Good thing Donald L. Kohn is free of such encumbrances (at least as far as I can see.) The Federal Reserve governor was blunt during a recent speech about the potential consequences of current economic trends:

"Although the overall state of the economy is favorable, some aspects of the current situation might be viewed as worrisome. In particular, beneath this placid surface are what appear to be a number of spending imbalances and unusual asset-price configurations. At the most aggregated level, the important imbalance is the large and growing discrepancy between what the United States spends and what it produces. This imbalance, measured by the current account deficit, has risen to a record level, both in absolute terms and as a ratio to GDP. Moreover, the cumulative value of past current account deficits — the net foreign indebtedness of the United States — is also at a record high, again both in absolute terms and as a ratio to GDP."
Kohn eventually goes on to tell his listeners, as tactfully as possible, that in economic terms the economy has been hitting the crack pipe. Have a look:
"To the extent that current spending behavior is built on realistic expectations — in particular, for future short-term interest rates, the exchange rate, rates of return on capital investments in the United States relative to those abroad, and housing price appreciation — the transition should be relatively orderly: Asset prices should adjust gradually to changing developments, as should the spending patterns of households and firms.

"But if current expectations are badly distorted, then the way forward may not be so smooth. Eventually, reality always asserts itself over wishful thinking, and such realignments are sometimes abrupt, as illustrated by the collapse of the high-tech bubble a few years ago. In such circumstances, asset prices can adjust sharply, and private spending may also respond quickly, making it difficult for monetary and fiscal policy actions to provide a timely enough counterweight to keep the economy continuously on track."

But let's, for argument's sake, take the salesman's word over the economist's about long-term American strength. Toyota (TM) may be running circles around General Motors (GM), Airbus may be taking market share away from Boeing (BA) and Vodafone (VOD) might be far better run than, say, Qwest (Q). But never mind. Let's assume we're still a hyper-productive nation of go-getters, rather than a tribe of borrowers awaiting the next cargo drop from overseas. Does that mean our portfolios are safe? I fear it does not.

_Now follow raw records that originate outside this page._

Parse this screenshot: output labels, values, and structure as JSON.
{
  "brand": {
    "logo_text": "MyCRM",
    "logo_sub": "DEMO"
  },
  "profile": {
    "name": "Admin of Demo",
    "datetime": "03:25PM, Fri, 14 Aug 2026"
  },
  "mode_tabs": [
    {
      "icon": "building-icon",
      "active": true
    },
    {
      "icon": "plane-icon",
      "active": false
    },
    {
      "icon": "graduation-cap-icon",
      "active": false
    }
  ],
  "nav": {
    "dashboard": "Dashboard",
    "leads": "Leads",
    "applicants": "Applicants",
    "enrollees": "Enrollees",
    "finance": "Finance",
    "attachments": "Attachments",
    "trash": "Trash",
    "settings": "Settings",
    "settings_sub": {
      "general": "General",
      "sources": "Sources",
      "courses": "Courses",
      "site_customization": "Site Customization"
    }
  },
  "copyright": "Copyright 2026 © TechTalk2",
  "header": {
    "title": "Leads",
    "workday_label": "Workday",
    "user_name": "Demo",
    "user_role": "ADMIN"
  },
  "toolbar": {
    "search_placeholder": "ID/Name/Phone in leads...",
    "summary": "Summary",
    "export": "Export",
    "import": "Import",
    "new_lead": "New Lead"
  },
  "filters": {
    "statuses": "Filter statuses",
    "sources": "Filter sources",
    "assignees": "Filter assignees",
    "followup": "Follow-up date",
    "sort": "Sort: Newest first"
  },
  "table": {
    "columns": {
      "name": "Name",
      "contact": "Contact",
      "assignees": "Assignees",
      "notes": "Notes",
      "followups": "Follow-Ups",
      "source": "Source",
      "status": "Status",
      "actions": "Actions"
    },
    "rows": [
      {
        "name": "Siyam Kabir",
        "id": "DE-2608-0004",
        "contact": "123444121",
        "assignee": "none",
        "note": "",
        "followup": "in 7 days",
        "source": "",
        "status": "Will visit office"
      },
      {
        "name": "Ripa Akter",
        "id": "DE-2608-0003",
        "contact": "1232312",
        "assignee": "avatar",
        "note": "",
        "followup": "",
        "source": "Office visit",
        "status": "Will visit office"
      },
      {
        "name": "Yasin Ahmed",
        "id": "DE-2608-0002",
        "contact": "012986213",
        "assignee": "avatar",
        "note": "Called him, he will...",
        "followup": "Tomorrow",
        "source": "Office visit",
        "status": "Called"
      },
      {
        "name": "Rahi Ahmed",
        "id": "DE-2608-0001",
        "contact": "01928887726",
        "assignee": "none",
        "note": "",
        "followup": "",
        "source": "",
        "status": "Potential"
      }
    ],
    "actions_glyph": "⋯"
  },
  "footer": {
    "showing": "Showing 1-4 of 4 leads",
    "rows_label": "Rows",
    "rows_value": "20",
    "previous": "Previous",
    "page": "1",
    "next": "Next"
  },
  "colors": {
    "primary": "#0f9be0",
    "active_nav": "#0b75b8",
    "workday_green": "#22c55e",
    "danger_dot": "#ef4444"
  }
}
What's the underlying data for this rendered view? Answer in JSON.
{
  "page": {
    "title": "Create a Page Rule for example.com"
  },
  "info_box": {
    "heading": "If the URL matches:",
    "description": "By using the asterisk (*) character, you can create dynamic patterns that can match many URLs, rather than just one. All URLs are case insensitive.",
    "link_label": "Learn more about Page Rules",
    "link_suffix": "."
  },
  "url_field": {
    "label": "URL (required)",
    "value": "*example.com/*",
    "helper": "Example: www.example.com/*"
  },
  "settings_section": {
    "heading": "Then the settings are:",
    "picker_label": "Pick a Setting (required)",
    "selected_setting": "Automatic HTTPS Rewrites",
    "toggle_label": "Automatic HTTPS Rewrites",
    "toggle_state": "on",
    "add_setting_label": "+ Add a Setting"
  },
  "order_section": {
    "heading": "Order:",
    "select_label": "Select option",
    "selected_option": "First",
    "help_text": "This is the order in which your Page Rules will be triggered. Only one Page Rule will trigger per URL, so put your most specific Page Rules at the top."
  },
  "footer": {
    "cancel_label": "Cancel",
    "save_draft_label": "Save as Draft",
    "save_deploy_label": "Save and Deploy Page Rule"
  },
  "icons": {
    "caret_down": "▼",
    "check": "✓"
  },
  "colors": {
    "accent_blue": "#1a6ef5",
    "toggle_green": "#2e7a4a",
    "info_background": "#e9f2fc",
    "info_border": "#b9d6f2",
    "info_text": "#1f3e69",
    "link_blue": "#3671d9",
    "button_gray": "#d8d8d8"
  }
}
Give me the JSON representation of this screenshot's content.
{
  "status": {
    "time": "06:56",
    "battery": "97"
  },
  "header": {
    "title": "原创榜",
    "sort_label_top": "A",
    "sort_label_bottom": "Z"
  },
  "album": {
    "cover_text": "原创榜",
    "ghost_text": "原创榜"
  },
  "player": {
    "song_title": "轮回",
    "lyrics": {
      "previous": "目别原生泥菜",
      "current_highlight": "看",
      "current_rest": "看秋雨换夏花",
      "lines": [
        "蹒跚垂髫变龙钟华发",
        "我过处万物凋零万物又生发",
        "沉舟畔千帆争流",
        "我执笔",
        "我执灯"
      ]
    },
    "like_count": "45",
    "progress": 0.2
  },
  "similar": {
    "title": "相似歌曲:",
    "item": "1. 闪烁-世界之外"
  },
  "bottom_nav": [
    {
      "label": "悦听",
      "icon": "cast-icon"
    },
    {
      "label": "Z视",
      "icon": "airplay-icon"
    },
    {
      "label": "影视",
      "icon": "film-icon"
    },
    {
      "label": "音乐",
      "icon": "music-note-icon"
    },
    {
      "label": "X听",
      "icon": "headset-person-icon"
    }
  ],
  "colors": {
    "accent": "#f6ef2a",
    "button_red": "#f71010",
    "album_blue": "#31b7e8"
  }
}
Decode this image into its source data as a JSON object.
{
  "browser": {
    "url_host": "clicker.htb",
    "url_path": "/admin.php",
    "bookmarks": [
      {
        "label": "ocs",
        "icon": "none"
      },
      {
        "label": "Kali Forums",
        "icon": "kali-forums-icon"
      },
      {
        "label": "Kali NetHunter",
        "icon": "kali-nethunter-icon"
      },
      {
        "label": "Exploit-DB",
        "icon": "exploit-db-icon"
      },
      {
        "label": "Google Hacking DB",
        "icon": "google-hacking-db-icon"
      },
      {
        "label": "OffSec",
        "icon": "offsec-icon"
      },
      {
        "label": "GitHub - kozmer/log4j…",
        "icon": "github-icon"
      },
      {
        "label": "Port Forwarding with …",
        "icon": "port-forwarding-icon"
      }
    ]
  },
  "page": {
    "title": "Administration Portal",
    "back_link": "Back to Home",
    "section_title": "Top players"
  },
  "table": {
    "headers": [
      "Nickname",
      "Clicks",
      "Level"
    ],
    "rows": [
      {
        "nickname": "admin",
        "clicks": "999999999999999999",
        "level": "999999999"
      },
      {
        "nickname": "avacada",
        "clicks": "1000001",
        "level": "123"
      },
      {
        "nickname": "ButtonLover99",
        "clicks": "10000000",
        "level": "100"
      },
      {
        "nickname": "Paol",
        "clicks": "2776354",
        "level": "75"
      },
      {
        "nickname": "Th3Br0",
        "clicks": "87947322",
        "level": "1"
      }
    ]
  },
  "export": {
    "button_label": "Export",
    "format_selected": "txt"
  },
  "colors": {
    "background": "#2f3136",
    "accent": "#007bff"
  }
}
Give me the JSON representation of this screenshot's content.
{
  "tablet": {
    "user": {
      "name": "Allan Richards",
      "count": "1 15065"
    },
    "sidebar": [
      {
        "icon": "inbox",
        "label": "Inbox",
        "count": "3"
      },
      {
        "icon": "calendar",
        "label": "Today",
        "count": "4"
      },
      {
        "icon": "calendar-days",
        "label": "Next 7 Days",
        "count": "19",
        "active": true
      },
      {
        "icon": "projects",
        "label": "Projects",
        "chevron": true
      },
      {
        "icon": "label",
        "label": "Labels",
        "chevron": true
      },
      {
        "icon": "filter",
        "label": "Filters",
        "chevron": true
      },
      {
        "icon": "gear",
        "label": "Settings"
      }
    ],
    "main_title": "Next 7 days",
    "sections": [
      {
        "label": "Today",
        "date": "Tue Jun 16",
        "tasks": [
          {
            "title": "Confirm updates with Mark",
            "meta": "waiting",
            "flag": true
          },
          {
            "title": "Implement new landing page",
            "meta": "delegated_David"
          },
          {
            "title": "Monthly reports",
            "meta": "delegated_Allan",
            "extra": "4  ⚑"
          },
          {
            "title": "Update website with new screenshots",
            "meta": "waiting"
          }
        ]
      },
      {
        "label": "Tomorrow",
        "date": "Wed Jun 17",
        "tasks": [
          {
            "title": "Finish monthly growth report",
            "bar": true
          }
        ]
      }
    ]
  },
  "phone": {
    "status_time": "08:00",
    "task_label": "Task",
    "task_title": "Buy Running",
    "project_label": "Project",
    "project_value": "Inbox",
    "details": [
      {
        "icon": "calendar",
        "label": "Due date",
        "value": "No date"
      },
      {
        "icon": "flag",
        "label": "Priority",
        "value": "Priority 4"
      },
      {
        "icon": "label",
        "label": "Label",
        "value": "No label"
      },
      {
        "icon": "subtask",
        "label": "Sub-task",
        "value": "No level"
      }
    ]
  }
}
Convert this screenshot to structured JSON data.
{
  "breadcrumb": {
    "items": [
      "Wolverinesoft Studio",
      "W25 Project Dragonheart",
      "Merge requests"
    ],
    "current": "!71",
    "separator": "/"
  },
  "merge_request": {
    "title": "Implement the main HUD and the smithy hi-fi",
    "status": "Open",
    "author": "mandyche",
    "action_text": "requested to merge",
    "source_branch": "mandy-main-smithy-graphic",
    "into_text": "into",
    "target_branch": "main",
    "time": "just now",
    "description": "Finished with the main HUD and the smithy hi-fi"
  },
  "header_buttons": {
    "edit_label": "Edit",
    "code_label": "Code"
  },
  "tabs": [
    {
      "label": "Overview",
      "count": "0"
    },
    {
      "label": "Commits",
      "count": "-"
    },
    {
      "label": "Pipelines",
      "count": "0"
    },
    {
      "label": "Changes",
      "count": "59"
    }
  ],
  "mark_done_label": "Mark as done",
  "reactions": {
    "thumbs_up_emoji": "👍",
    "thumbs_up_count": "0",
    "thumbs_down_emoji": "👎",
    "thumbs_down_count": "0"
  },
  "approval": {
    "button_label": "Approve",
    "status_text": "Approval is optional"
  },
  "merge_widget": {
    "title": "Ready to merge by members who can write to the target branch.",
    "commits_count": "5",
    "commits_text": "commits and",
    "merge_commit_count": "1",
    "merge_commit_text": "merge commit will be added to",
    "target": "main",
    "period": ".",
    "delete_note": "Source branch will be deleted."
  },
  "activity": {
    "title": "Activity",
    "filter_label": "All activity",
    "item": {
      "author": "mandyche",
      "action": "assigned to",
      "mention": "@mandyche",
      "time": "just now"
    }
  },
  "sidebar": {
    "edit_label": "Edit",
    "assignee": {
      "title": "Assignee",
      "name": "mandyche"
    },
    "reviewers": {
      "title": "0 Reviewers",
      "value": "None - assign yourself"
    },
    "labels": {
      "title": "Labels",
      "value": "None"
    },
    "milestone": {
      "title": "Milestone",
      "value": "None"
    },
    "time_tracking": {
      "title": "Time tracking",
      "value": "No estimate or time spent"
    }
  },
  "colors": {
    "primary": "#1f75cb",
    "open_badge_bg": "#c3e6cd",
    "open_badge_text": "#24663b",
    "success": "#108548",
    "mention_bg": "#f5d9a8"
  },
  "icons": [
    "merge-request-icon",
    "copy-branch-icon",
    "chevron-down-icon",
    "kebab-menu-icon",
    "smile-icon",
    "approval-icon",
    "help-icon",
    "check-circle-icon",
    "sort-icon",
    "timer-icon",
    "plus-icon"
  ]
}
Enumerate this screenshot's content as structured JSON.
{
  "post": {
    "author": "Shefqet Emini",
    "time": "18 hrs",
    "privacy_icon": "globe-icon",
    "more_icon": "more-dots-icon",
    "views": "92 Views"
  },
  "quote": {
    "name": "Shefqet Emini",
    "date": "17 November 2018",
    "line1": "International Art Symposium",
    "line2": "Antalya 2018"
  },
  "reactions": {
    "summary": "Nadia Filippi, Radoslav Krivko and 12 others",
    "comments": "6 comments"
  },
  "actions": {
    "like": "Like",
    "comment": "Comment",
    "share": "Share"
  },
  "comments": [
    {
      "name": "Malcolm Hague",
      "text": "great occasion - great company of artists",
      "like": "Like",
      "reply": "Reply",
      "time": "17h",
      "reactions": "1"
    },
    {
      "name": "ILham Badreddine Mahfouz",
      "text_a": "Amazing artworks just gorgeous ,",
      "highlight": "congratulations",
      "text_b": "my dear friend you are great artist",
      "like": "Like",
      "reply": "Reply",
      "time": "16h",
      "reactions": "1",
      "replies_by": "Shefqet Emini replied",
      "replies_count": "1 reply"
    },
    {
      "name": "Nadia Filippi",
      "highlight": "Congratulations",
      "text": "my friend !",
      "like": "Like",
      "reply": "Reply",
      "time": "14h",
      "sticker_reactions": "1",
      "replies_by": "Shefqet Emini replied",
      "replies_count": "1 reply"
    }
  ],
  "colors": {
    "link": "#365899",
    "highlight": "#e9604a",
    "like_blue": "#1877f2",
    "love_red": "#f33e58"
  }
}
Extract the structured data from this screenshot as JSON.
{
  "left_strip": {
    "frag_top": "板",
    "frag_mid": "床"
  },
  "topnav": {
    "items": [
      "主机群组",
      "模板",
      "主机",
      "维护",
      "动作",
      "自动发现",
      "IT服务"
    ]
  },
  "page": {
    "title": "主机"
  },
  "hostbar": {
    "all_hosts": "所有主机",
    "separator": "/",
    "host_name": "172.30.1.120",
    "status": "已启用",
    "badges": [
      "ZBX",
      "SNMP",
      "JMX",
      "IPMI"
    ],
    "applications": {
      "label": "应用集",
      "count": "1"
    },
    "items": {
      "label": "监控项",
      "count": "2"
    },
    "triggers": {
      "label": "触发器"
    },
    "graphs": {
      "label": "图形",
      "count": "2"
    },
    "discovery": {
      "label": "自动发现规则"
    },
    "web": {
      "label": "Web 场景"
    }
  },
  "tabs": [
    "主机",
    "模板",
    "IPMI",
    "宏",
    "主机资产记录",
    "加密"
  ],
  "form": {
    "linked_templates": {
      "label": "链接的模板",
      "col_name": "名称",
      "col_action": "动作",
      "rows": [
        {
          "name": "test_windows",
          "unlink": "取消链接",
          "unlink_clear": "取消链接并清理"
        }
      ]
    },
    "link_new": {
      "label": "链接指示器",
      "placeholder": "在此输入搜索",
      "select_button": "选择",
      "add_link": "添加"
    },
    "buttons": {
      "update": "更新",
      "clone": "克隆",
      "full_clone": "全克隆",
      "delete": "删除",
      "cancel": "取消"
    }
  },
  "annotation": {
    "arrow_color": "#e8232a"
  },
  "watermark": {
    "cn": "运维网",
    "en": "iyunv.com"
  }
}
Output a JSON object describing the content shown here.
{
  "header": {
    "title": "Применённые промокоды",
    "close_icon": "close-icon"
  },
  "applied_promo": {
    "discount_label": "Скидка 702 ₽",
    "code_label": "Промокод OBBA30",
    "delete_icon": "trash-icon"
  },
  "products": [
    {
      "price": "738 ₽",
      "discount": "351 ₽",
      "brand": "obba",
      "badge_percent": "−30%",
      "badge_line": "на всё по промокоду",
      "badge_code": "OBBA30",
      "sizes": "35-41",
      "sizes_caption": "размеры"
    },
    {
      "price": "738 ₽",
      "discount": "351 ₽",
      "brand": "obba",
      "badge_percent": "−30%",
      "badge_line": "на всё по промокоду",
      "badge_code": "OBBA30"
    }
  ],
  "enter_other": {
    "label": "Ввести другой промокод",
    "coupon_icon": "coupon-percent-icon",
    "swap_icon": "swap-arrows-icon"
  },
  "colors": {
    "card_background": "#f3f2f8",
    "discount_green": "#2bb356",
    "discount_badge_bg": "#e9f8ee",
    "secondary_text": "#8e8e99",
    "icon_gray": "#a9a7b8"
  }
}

It's simply not true that the stock market moves in any sort of lockstep with general prosperity. There was a crash in the middle of the Reagan/Bush/Clinton boom. The last bear market began a full year before the economy slipped into a recession and outlasted the economic downturn. And there are plenty of similar precedents overseas, such as in China, where the Shanghai market has tanked despite years of double-digit economic growth.

So what we have here, on one hand, are vast and growing international imbalances that many economists fear could adjust with a bang rather than a whimper. And on the other hand, we have quasi-patriotic appeals to buy and hold the stock market, if not with the disposable income we can't seem to save, then with a share of the payroll taxes.

We're supposed to do this because America will remain strong forever more, at least in the official rhetoric of politicians lacking fiscal discipline. We're supposed to do this because betting on America is always right, because our workers are the world's most capable and our bosses smarter than the rest. Ultimately we are urged to invest because the economy will do fine in the long run.

If any of these rationalizations sounds plausible, I urge you to try to divorce your investing decisions from patriotic clichés. It's possible that the stock market is discounting something more than a run-of-the-mill "soft patch." And even if it's not doing that now, one day in a none-too-distant future, it will.

We've bought an awful lot of stuff on credit, are buying it still and have no intention of paying any of the principal back until our creditors make us. When they do, I expect our economy and investing portfolios to shrink for a while. But at least we'll still have our flag pins.